After effects for Germany

Businesses and companies have warned of power shortages and increased energy costs which could cripple German industry, especially in the regions that depend on nuclear power plants for electricity supplies. While most facilities will be closed by 2021, only three of the 17 generating stations will be left in operation for an additional year, to ensure that there is energy if shortages develop.

A) Legal action against government

The big four utility firms (E.ON, RWE, EnBW and and Swedish-based Vattenfall) are now considering legal action against the government. The largest energy company in Germany (E.ON) has said that it will consider legal action against the government for keeping a tax on spent fuel rods in place, despite backtracking on a decision to extend the life of the nuclear plants by an average of 12 years. An analyst said that the costs for decommissioning reactors, earlier than previously expected, could be between 100 million and 1 billion Euros.

The nuclear fuel tax had been introduced at the beginning of 2011. Officially the government has labelled the levy as part of an austerity package. However, market observers have linked the tax directly to the extension of reactor operating lives, which was announced by the government at the same time.

B) Need for grids

At present, Germany gets about 23 per cent of its electricity from nuclear plants, compared to about 17 per cent from renewables, nearly half from coal and about 13 per cent from natural gas. The aim now will be to cut electricity usage by 10 per cent by 2020, boost renewables (wind, solar and hydroelectric) to 35 per cent of the energy mix in the same period and use more natural gas as a bridge until renewables can make up the shortfall left by the shutdown. But after it phases out the reactors, the government will have to construct 3,600 km of power lines by 2020 to link renewable energy projects (offshore wind farms etc) with consumers and guarantee stability on the grid.

C) Decision to go green

The share of electricity produced from renewable energy in Germany has increased from 6.3 per cent of the national total in 2000 to about 16.1 per cent in 2009. In 2010, nearly 17 per cent of Germany's electricity supply was produced from renewable energy sources and the renewable energy sector already employs about 370,000 people.

Wind power currently produces about 7 per cent of that country's total power and it provides over 70,000 people with jobs.

The country is also one of the world's leading solar photovoltaic (PV) energy producers, with a solar capacity of almost 17 GW, 40,000 employees and a 2 per cent electricity market share.

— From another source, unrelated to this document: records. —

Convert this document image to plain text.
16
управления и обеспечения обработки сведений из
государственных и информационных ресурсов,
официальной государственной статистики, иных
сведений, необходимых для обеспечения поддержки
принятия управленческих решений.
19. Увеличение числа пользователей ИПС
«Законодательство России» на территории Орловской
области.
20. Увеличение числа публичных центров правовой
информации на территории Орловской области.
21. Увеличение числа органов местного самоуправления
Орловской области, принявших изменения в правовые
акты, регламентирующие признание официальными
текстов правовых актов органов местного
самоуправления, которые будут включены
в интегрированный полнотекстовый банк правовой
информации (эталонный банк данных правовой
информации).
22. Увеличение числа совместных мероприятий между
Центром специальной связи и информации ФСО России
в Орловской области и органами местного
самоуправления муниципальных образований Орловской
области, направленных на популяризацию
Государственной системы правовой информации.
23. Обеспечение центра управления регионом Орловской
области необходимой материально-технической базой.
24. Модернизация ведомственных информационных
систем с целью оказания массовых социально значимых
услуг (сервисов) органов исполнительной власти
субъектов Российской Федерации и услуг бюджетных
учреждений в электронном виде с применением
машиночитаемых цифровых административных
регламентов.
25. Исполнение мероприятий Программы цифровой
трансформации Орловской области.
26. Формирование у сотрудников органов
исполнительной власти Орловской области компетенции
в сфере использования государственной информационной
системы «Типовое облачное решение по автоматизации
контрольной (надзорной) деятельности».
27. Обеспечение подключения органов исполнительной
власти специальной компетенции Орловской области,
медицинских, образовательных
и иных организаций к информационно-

In 2009, the government calculated that the PV industry had provided 64,700 jobs in production, distribution and installation. Over 90 per cent of solar PV installations are in grid-tied applications in Germany.

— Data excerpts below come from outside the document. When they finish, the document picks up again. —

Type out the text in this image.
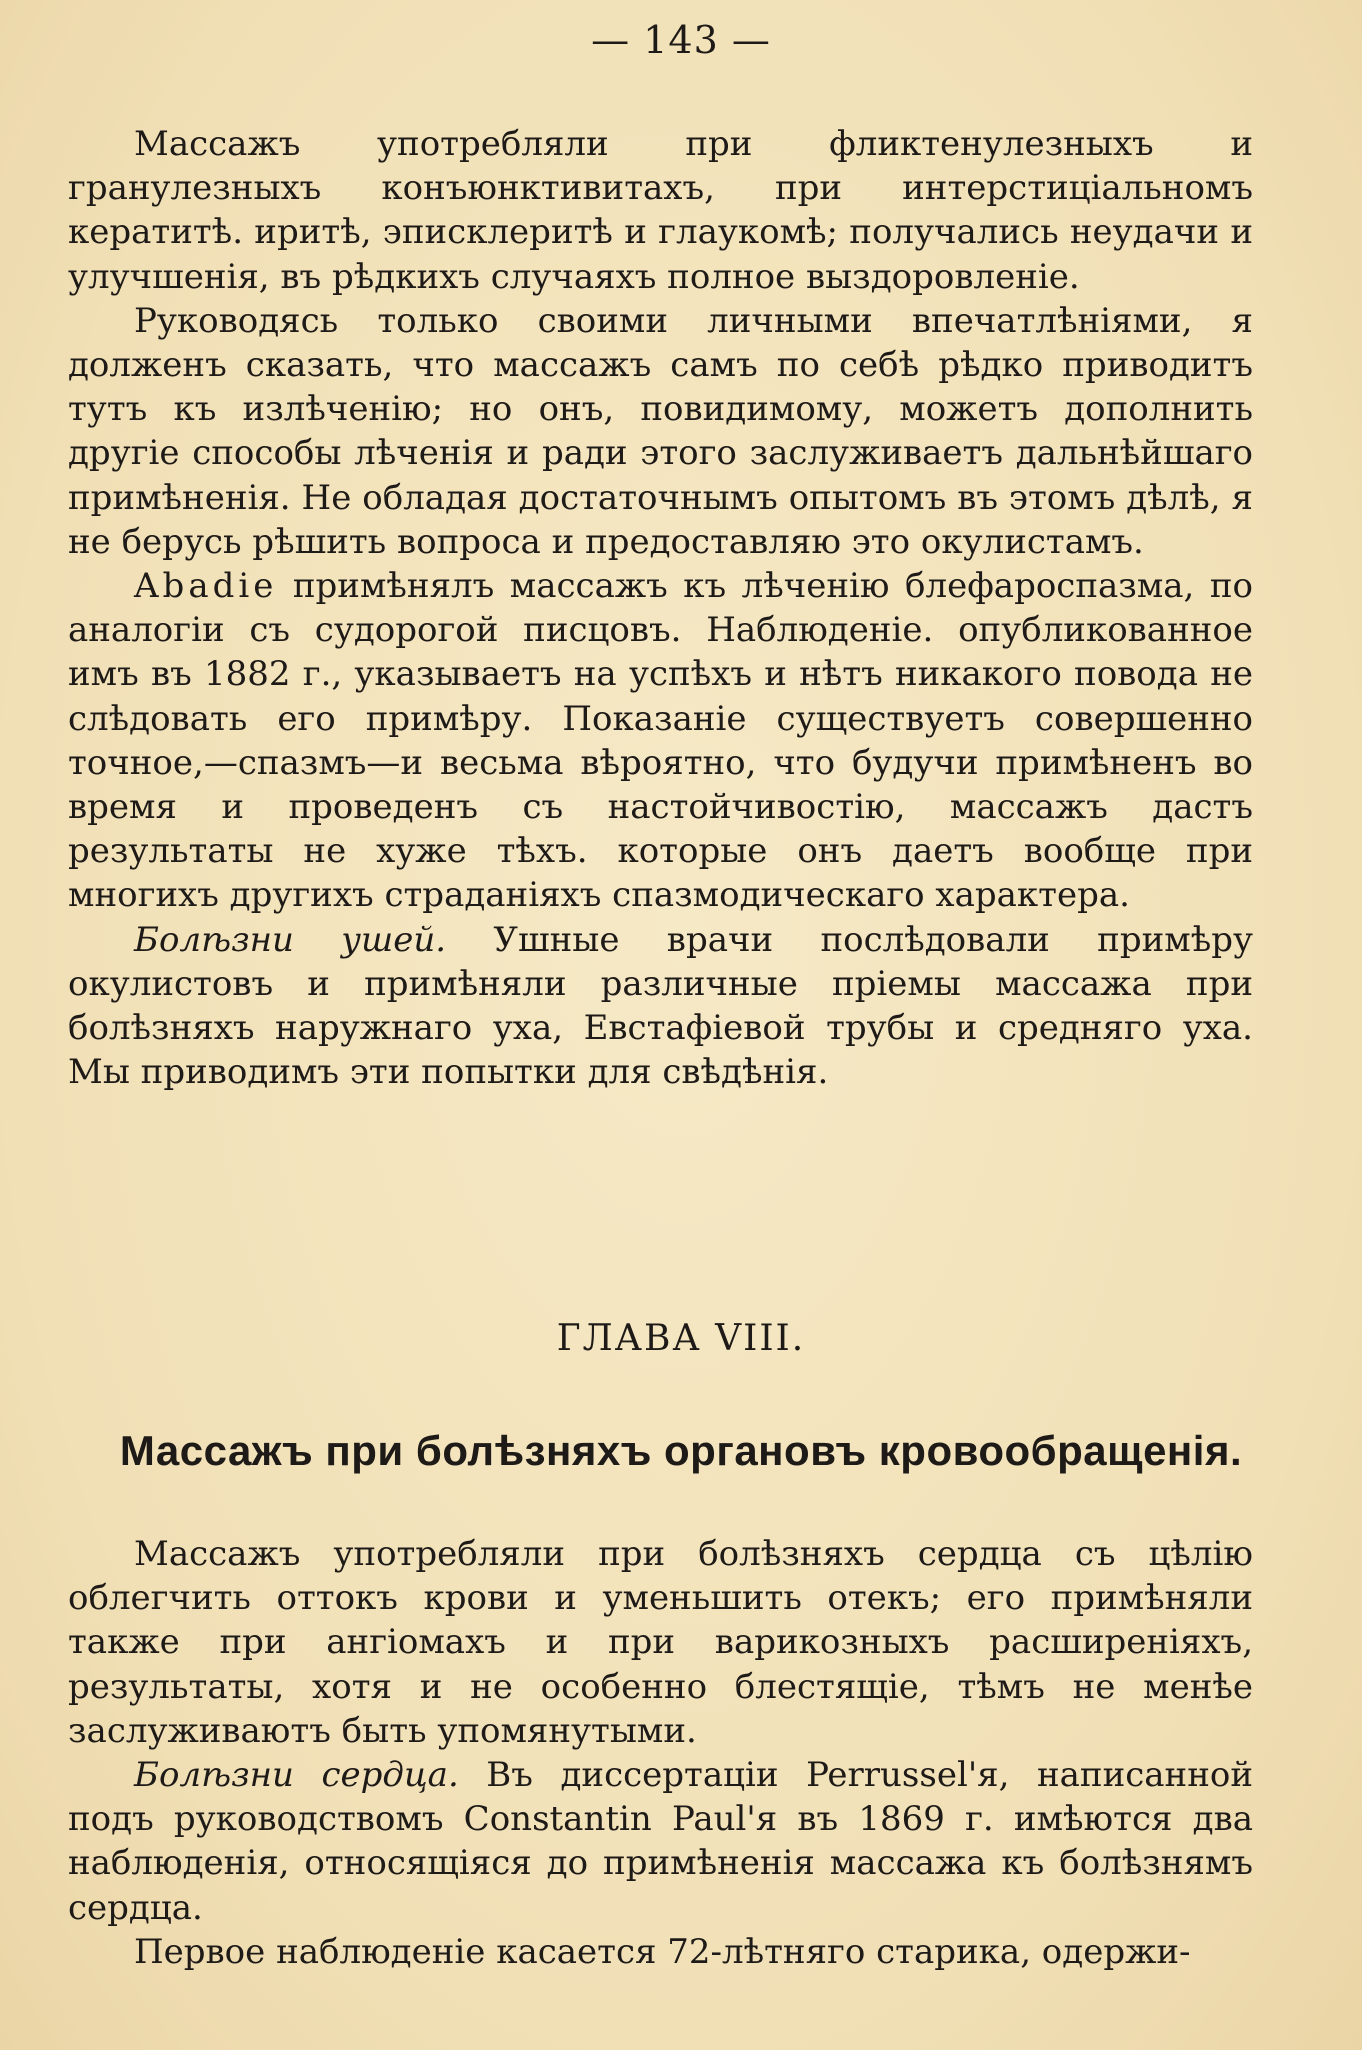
— 143 —

Массажъ употребляли при фликтенулезныхъ и гранулезныхъ конъюнктивитахъ, при интерстиціальномъ кератитѣ. иритѣ, эписклеритѣ и глаукомѣ; получались неудачи и улучшенія, въ рѣдкихъ случаяхъ полное выздоровленіе.

Руководясь только своими личными впечатлѣніями, я долженъ сказать, что массажъ самъ по себѣ рѣдко приводитъ тутъ къ излѣченію; но онъ, повидимому, можетъ дополнить другіе способы лѣченія и ради этого заслуживаетъ дальнѣйшаго примѣненія. Не обладая достаточнымъ опытомъ въ этомъ дѣлѣ, я не берусь рѣшить вопроса и предоставляю это окулистамъ.

Abadie примѣнялъ массажъ къ лѣченію блефароспазма, по аналогіи съ судорогой писцовъ. Наблюденіе. опубликованное имъ въ 1882 г., указываетъ на успѣхъ и нѣтъ никакого повода не слѣдовать его примѣру. Показаніе существуетъ совершенно точное,—спазмъ—и весьма вѣроятно, что будучи примѣненъ во время и проведенъ съ настойчивостію, массажъ дастъ результаты не хуже тѣхъ. которые онъ даетъ вообще при многихъ другихъ страданіяхъ спазмодическаго характера.

Болѣзни ушей. Ушные врачи послѣдовали примѣру окулистовъ и примѣняли различные пріемы массажа при болѣзняхъ наружнаго уха, Евстафіевой трубы и средняго уха. Мы приводимъ эти попытки для свѣдѣнія.

ГЛАВА VIII.
Массажъ при болѣзняхъ органовъ кровообращенія.

Массажъ употребляли при болѣзняхъ сердца съ цѣлію облегчить оттокъ крови и уменьшить отекъ; его примѣняли также при ангіомахъ и при варикозныхъ расширеніяхъ, результаты, хотя и не особенно блестящіе, тѣмъ не менѣе заслуживаютъ быть упомянутыми.

Болѣзни сердца. Въ диссертаціи Perrussel'я, написанной подъ руководствомъ Constantin Paul'я въ 1869 г. имѣются два наблюденія, относящіяся до примѣненія массажа къ болѣзнямъ сердца.

Первое наблюденіе касается 72-лѣтняго старика, одержи-
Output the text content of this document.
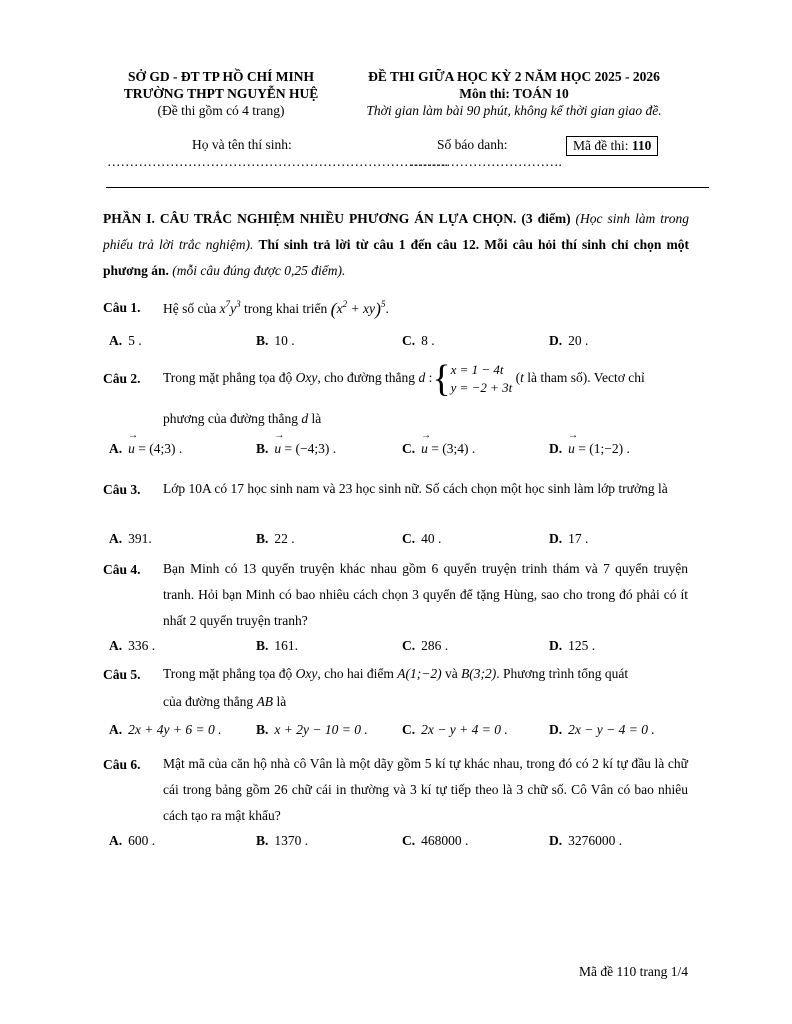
SỞ GD - ĐT TP HỒ CHÍ MINH
TRƯỜNG THPT NGUYỄN HUỆ
(Đề thi gồm có 4 trang)
ĐỀ THI GIỮA HỌC KỲ 2 NĂM HỌC 2025 - 2026
Môn thi: TOÁN 10
Thời gian làm bài 90 phút, không kể thời gian giao đề.
Họ và tên thí sinh:
………………………………………………………………….
Số báo danh:
…………………………….
Mã đề thi: 110
PHẦN I. CÂU TRẮC NGHIỆM NHIỀU PHƯƠNG ÁN LỰA CHỌN. (3 điểm) (Học sinh làm trong phiếu trả lời trắc nghiệm). Thí sinh trả lời từ câu 1 đến câu 12. Mỗi câu hỏi thí sinh chỉ chọn một phương án. (mỗi câu đúng được 0,25 điểm).
Câu 1. Hệ số của $x^7y^3$ trong khai triển $(x^2 + xy)^5$.
A. 5 .	B. 10 .	C. 8 .	D. 20 .
Câu 2. Trong mặt phẳng tọa độ Oxy, cho đường thẳng d :{x = 1 − 4t
y = −2 + 3t (t là tham số). Vectơ chỉ
phương của đường thẳng d là
A. → u = (4;3) .	B. → u = (−4;3) .	C. → u = (3;4) .	D. → u = (1;−2) .
Câu 3. Lớp 10A có 17 học sinh nam và 23 học sinh nữ. Số cách chọn một học sinh làm lớp trưởng là
A. 391.	B. 22 .	C. 40 .	D. 17 .
Câu 4. Bạn Minh có 13 quyển truyện khác nhau gồm 6 quyển truyện trinh thám và 7 quyển truyện tranh. Hỏi bạn Minh có bao nhiêu cách chọn 3 quyển để tặng Hùng, sao cho trong đó phải có ít nhất 2 quyển truyện tranh?
A. 336 .	B. 161.	C. 286 .	D. 125 .
Câu 5. Trong mặt phẳng tọa độ Oxy, cho hai điểm A(1;−2) và B(3;2). Phương trình tổng quát
của đường thẳng AB là
A. 2x + 4y + 6 = 0 .	B. x + 2y − 10 = 0 .	C. 2x − y + 4 = 0 .	D. 2x − y − 4 = 0 .
Câu 6. Mật mã của căn hộ nhà cô Vân là một dãy gồm 5 kí tự khác nhau, trong đó có 2 kí tự đầu là chữ cái trong bảng gồm 26 chữ cái in thường và 3 kí tự tiếp theo là 3 chữ số. Cô Vân có bao nhiêu cách tạo ra mật khẩu?
A. 600 .	B. 1370 .	C. 468000 .	D. 3276000 .
Mã đề 110 trang 1/4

Hydropower meets 3.5 per cent of the electricity demand and latest estimates show that in Germany approximately 9,400 people were employed in the sector.

Companies based in Germany such as Nordex, Repower, Fuhrländer and Enercon (in wind energy) and SolarWorld, Q-Cells and Conergy (in solar) dominate the world market. Every third solar panel and every second wind rotor is made in Germany and their turbines and generators used in hydro power generation are among the most popular worldwide.

The way ahead

Merkel, while announcing the phasing out of nuclear plants, had said that Germany wants to reduce its CO2 emissions by 40 per cent and double its share of renewable energy. She said that this will show those countries that have decided to abandon nuclear power how to achieve growth, create jobs and economic prosperity while shifting the energy supply toward renewable energies.

This decision could have a ripple effect since Germany is the world's fifth largest consumer of nuclear energy in terms of megawatts consumed after the US, France, Japan and Russia.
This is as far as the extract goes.